Yes, plenty has stayed the same – people are still people, after all – but the way that people interact with one another and the closeness we have with each other is truly modern.
There’s more to communication than just interactions.
In the past, we interacted with a very small number of people.
For example, let’s pretend it’s the 70’s and you want to talk to a friend. You might call them up. But, long distance calls were $1.25 a minute. If you called you kept the conversation short. Or you just waited until you saw them. A few brave souls might actually write a letter. (When I was in the army this was the only method of interacting with those I was not in proximity with.)

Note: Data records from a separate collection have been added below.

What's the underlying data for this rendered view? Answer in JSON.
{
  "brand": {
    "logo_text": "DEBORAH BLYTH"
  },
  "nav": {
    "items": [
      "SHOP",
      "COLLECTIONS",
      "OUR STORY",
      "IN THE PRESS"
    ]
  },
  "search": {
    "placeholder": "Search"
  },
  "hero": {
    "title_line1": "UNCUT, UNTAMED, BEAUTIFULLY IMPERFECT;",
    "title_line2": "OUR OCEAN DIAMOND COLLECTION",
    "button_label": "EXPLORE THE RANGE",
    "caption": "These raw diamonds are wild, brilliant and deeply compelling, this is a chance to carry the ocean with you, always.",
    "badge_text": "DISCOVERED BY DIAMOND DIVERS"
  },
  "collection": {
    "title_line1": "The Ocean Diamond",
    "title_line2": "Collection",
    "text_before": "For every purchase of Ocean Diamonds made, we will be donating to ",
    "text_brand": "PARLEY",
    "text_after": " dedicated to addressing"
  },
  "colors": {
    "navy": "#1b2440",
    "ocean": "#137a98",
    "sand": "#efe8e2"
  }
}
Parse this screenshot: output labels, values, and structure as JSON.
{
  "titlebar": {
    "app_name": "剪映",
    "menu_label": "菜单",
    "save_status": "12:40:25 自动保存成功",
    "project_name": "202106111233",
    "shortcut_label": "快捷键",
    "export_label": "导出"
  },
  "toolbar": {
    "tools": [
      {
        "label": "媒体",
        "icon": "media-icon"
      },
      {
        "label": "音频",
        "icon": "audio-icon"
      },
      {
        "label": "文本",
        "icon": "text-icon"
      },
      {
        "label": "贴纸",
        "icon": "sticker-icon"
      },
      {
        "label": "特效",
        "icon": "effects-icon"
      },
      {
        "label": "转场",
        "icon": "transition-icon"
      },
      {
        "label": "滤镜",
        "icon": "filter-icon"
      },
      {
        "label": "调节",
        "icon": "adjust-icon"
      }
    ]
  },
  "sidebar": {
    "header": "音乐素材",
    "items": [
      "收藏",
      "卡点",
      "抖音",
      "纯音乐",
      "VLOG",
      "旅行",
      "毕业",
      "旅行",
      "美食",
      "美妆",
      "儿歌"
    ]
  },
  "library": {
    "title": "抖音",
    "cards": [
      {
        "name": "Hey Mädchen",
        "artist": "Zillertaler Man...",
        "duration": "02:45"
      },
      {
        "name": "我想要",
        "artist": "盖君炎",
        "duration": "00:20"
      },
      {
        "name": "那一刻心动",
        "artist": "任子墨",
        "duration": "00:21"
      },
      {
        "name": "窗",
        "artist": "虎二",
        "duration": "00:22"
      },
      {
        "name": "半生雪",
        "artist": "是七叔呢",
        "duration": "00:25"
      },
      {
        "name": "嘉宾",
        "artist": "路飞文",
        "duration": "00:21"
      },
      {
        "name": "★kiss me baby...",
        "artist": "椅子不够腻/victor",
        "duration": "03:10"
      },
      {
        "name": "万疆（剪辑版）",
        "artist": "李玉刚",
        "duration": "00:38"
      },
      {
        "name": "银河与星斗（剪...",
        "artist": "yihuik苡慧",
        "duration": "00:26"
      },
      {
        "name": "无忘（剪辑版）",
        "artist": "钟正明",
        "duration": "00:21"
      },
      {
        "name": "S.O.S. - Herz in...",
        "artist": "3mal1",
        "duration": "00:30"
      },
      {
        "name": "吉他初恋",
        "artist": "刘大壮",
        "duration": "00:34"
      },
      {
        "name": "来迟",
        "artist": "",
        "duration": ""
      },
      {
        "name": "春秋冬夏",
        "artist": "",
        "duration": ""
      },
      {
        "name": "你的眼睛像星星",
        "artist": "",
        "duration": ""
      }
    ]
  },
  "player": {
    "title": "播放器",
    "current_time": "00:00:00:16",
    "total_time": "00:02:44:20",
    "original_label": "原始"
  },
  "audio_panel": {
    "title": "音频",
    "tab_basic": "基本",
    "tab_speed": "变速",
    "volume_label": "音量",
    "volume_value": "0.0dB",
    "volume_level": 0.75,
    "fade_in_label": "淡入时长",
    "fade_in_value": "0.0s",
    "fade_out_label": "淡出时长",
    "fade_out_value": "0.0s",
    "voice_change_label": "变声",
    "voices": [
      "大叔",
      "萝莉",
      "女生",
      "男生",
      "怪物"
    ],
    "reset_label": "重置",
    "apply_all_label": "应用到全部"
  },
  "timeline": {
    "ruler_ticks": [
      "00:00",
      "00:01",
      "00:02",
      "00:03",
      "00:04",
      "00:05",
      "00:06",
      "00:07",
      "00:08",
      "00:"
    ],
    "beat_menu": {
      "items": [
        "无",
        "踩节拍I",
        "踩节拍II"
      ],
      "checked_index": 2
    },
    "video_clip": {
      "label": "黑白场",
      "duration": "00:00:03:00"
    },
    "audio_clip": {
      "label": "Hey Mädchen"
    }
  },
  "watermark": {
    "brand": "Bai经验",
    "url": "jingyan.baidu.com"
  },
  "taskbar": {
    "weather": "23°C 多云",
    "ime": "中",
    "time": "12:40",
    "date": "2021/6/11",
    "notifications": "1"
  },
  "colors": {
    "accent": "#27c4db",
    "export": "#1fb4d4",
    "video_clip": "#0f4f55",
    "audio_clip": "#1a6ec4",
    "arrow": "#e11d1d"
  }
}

Today, people can connect in all sorts of ways that were unimaginable just a few short years ago.
7 Golden Rules of Communication
The rules of communication are established by one’s culture. They’re not going to become obsolete the next time Facebook changes how it organizes your feed.
It’s no mistake that the golden rules of communication are the ones that have been around forever.
The way you apply the rules may be different, but they’re proven for a reason – they work.
1. Don’t be mean.
As far as communication rules go, “don’t be mean” may be the simplest and easiest to apply.
Did you ever make a point to smile at a cashier? Do it – the reaction is always a smile back, plus a hint of surprise. Cashiers are so used to dealing with run-of-the-mill customers – the ones who are rushing, rude or angry – that the tiniest drop of kindness gets noticed and reciprocated; it’s contagious.
The same is true for kindness in communication. Kinder communication will encourage more positive responses, and those responses will be kinder, too. Change your wording in live chat and emails to be softer and nicer, connect with people more often to say “thank you.”
Bonus: it doesn’t cost anything to create kinder communication. This is a great opportunity to create a culture of kindness within your communities, too.
2. Know who you are talking to.
Knowing who you are talking to isn’t as simple as, “female, ages 20-35, metropolitan area.” You have to know so much more about their demographics (for example, which metropolitan areas?), as well as what they want, strive for and struggle with. Knowing who you are talking to is twofold: you have to know who they are from a physical standpoint and who they are in terms of their hopes, dreams, and aspirations.
3. Pay closer attention to other’s actions than their words.
This isn’t permission to ignore the words someone might use. Instead, it means being responsible for taking all their behaviors into account instead of assuming everything is fine because you ended a phone call in a satisfactory way.
Someone may say they’re happy but never talk to you again.
Why are they doing what they’re doing? What would make some say or write that they like you but never reach out to you?
4. Your own actions have to be trustworthy, too.
Saying one thing while performing another way is death to communication – or at least to your reputation.
People aren’t new to the game – they communicate all the time. Talking about how fantastic you are doesn’t matter a bit if you can’t deliver. And if you talk yourself up and then don’t rise to the occasion, the experience feels worse than it was.
The key is to say what you mean and mean what you say. People like to predict the future. The extent to which your communication matches your behavior will affect the extent to which you are satisfied with the communication.
5. Be ethical.
Avoid sneaky, unethical practices like trying to make yourself look better by making someone else look worse. Instead of attacking or undermining your others, learn from them respectfully (as in, don’t steal their ideas). Nothing cheapens a communicator like putting down another communicator to try to stand out.
6. Be Yourself.
By trying to make everyone happy, you end up making nobody excessively happy – how can you when you’re playing it safe?
There’s a way to stick with what you know works while still taking risks to try new things. I’m not sure what that way is for you – it depends on your unique situation – but I know it exists. Define who you are, figure out your values and voice, determine where you can try something new, and then don’t be afraid to put it all out there.